Health Chiefs Move To Allay Stroke Fear

The Department of Health last night insisted it is committed to providing high quality care for stroke patients in Northern Ireland in response to criticism that it was denying sufferers a ‘clot- busting’ drug.

The Department said it is currently assessing a drug called Alteplase which is used in the treatment of ischaemic strokes, which are caused by blocked arteries.

It issued a statement in response to accusations by the Northern Ireland Chest Heart and Stroke Association that stroke patients were being denied a clot-busting drug called Tissue Plasiminogen Activator (TPA) which is already available in the rest of the UK.

The charity’s chief executive Andrew Dougal said the drug could drive down the number of victims suffering long-term disability if it was available.

Around 4,500 people suffer strokes in Northern Ireland each year, making it the biggest cause of disability.

The Department said: “The vast majority of people who have a stroke are managed in an acute hospital and have access to the specialist care they require.

“Thrombolysis (clot-busting therapy) has the potential to improve outcomes for the small proportion of stroke patients whose stroke is due to a blood clot.

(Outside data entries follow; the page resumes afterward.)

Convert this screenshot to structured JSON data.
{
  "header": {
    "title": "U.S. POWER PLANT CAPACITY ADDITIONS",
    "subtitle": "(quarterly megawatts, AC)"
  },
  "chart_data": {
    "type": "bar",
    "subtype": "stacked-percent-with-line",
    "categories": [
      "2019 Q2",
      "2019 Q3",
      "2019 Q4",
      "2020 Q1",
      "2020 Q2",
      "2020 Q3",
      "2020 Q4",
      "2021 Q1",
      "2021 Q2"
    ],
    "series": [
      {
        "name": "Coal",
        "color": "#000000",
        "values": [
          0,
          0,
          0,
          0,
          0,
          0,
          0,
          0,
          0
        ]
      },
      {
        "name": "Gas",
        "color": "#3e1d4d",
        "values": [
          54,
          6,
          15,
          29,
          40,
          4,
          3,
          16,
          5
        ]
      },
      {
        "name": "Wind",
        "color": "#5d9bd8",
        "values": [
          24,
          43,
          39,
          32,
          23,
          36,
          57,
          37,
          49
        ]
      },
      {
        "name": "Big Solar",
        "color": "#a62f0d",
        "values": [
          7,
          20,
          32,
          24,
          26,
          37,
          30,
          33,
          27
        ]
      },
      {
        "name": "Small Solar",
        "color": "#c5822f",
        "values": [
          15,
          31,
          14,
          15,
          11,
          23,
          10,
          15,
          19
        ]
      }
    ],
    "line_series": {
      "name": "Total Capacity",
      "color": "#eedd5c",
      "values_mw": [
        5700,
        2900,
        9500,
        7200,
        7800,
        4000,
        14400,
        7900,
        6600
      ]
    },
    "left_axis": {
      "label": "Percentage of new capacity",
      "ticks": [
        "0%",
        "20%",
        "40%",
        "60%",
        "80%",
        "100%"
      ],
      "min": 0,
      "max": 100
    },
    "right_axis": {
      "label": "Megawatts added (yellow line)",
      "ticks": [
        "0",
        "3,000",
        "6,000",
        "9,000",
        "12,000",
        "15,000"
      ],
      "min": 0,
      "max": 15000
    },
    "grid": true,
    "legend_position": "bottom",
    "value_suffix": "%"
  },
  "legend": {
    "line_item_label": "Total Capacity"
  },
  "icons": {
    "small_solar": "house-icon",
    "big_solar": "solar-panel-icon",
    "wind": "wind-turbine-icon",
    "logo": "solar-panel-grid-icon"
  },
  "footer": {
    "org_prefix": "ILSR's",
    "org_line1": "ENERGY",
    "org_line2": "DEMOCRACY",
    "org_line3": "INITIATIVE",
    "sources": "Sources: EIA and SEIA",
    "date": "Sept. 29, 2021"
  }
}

However for some stroke patients it is also a high-risk treatment.

“In June, the National Institute for Health and Clinical Excellence (Nice) recommended a thrombolytic drug, Alteplase, for the treatment of acute ischaemic stroke.”

The statement added that Department officials are currently assessing this recommendation and “its applicability to Northern Ireland and will issue guidance on this matter shortly”.